Secondo la Corte d’Assise di Venezia, le 75 coltellate di Turetta a Giulia Cecchettin non contengono l’aggravante della crudeltà. Un'ingiustizia?

La politica sia di destra che di sinistra insorge per le motivazioni della sentenza della Corte di Assise di Venezia nel processo conclusosi con la condanna di Filippo Turetta per l’omicidio della fidanzata Giulia Cecchettin. Eppure il giovane è stato condannato all’ergastolo, come richiesto dal Pm, dai giornali e dai salotti televisivi dove quotidianamente si celebrano processi (per lo più sommari) e si pronunciano sentenze (sempre e solo di condanna, possibilmente al massimo della pena).
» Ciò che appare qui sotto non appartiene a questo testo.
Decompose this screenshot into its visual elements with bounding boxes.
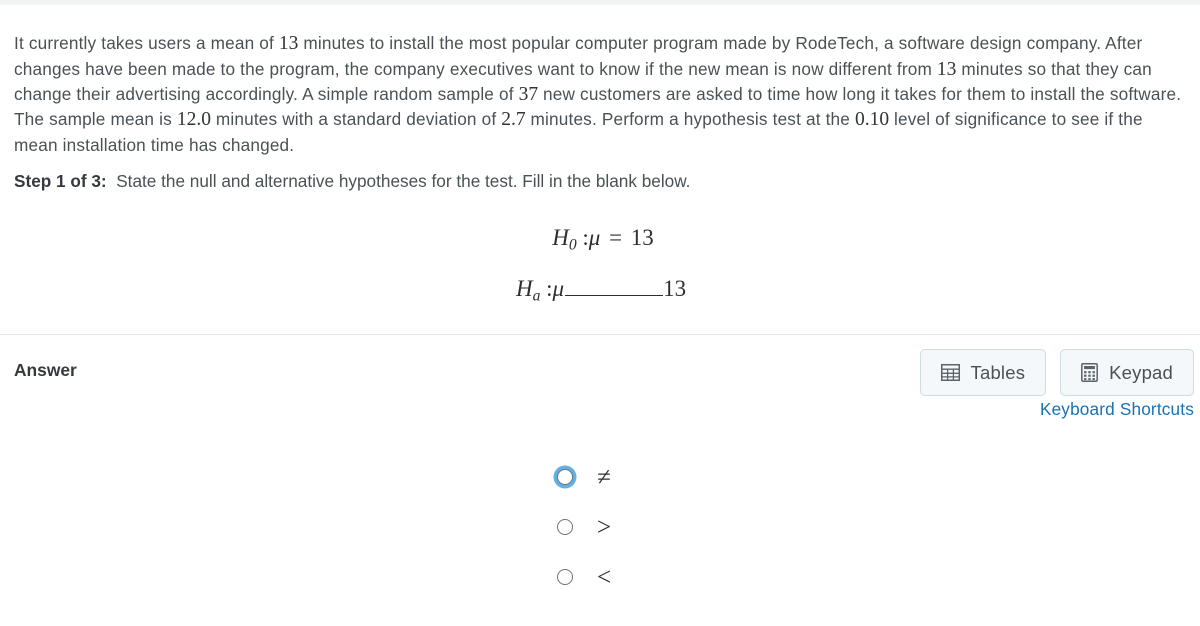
answer-options-group: ≠ > < xyxy=(0,452,1200,602)
problem-page: It currently takes users a mean of 13 mi… xyxy=(0,5,1200,626)
problem-text-run: It currently takes users a mean of xyxy=(14,33,279,54)
tables-button-label: Tables xyxy=(970,361,1026,383)
problem-text-run: minutes with a standard deviation of xyxy=(210,109,502,130)
problem-value: 2.7 xyxy=(501,109,526,131)
alt-hypothesis-blank[interactable] xyxy=(565,274,664,297)
tables-button[interactable]: Tables xyxy=(919,349,1047,396)
table-grid-icon xyxy=(940,364,960,381)
null-hypothesis-row: H0 :μ = 13 xyxy=(0,221,1200,262)
null-hypothesis-operator: = xyxy=(609,225,623,250)
keypad-button-label: Keypad xyxy=(1109,361,1173,383)
step-colon: : xyxy=(100,171,107,191)
answer-toolbar: Tables Keypad xyxy=(919,349,1194,396)
option-row-greater-than[interactable]: > xyxy=(0,502,1200,552)
step-instruction-text: State the null and alternative hypothese… xyxy=(116,171,691,191)
alt-hypothesis-parameter: μ xyxy=(552,276,565,302)
radio-less-than[interactable] xyxy=(557,569,573,585)
radio-greater-than[interactable] xyxy=(557,519,573,535)
step-instruction-line: Step 1 of 3: State the null and alternat… xyxy=(14,169,690,193)
option-row-not-equal[interactable]: ≠ xyxy=(0,452,1200,502)
keyboard-shortcuts-link[interactable]: Keyboard Shortcuts xyxy=(1040,399,1194,420)
problem-text-run: minutes. Perform a hypothesis test at th… xyxy=(525,109,855,130)
alt-hypothesis-subscript: a xyxy=(532,287,541,305)
calculator-icon xyxy=(1081,363,1099,382)
alt-hypothesis-symbol: H xyxy=(515,276,533,302)
option-symbol-less-than: < xyxy=(596,563,612,591)
answer-label: Answer xyxy=(14,360,77,380)
null-hypothesis-symbol: H xyxy=(552,225,569,250)
option-row-less-than[interactable]: < xyxy=(0,552,1200,602)
option-symbol-greater-than: > xyxy=(596,513,612,541)
problem-value: 13 xyxy=(278,33,299,55)
option-symbol-not-equal: ≠ xyxy=(597,463,611,491)
problem-value: 12.0 xyxy=(176,109,211,131)
problem-value: 13 xyxy=(936,58,957,80)
alternative-hypothesis-row: Ha :μ 13 xyxy=(0,272,1200,313)
hypotheses-block: H0 :μ = 13 Ha :μ 13 xyxy=(0,221,1200,314)
null-hypothesis-parameter: μ xyxy=(588,225,601,250)
step-label: Step 1 of 3 xyxy=(14,171,101,191)
keypad-button[interactable]: Keypad xyxy=(1060,349,1194,396)
radio-not-equal[interactable] xyxy=(557,469,573,485)
problem-value: 37 xyxy=(518,84,539,105)
problem-value: 0.10 xyxy=(854,109,890,131)
null-hypothesis-value: 13 xyxy=(630,225,654,250)
problem-statement: It currently takes users a mean of 13 mi… xyxy=(14,31,1184,158)
alt-hypothesis-value: 13 xyxy=(663,276,687,302)
null-hypothesis-subscript: 0 xyxy=(568,236,577,254)
section-divider xyxy=(0,334,1200,335)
Cosa ha determinato, quindi, questa alzata di scudi di politici e mass media? L’esclusione dell’aggravante della crudeltà nonostante la giovane sia stata raggiunta da 75 coltellate. O meglio, criticate sono state le ragioni che hanno indotto i giudici a non considerare sussistente questa circostanza (che comunque, anche se applicata, non avrebbe inciso sulla pena inflitta: cancellato dal nostro codice la pena di morte, la pena massima cui Turetta poteva essere condannato era l’ergastolo ed ergastolo è stato).



Ma le motivazioni con cui la Corte di Assise escludono le aggravanti non sono altro che l’applicazione di un principio di diritto ormai consolidato e più volte affermato dalla Corte di Cassazione. L’aggravante, hanno spiegato i giudici lagunari, sussiste quando si manifesta la volontà di infliggere alla vittima sofferenze aggiuntive rispetto a quelle relative all’azione omicidiaria, e nel caso specifico non sussiste la certezza che in capo a Turetta vi fosse questa volontà.

E, precisa la sentenza, la mera reiterazione dei colpi non è sufficiente a determinare la sussistenza dell’aggravante se l’azione non eccede i limiti connaturali rispetto all’evento e non trasmoda in una manifestazione di efferatezza fine a sé stessa.



Vi sono in giurisprudenza numerose pronunce che hanno applicato questo principio. La più famosa è quella della sentenza contro Salvatore Parolisi, il militare, sempre proclamatosi innocente, condannato per l’omicidio della moglie uccisa da 35 coltellate nel 2011. Parolisi fu condannato in primo grado all’ergastolo e a trent’anni di reclusione in appello, ma la Corte di Cassazione annullò quest’ultima sentenza proprio perché doveva essere esclusa l’aggravante della crudeltà e nel giudizio di rinvio la pena fu ulteriormente ridotta a vent’anni.

In quel processo la Cassazione, rifacendosi ad altre proprie precedenti pronunce, ricordò che non era possibile fissare “un preciso limite numerico dei colpi inferti oltrepassato il quale l’omicidio può dirsi aggravato dall’aver agito con crudeltà, essendo invece necessario l’esame delle modalità complessive dell’azione e del correlato elemento psicologico del reato posto in essere”.

La Corte di Assise di Venezia ha effettuato questo approfondimento osservando tra l’altro come dalla videoregistrazione si poteva rilevare che i colpi inferti furono ravvicinati e “quasi alla cieca”, frutto di un’azione concitata, con l’intento quindi di provocare sì la morte (e per questo l’imputato risponde di omicidio e per tale reato viene condannato), ma non anche quegli ulteriori supplizi o sofferenze aggiuntive che giustificano l’applicazione dell’aggravante.

Non vi è quindi motivo per criticare la sentenza, che ha solo applicato un consolidato principio di diritto. I politici evitino quindi critiche infondate e superficiali al sol fine di cercare facili consensi e lascino fare ai giudici il loro lavoro.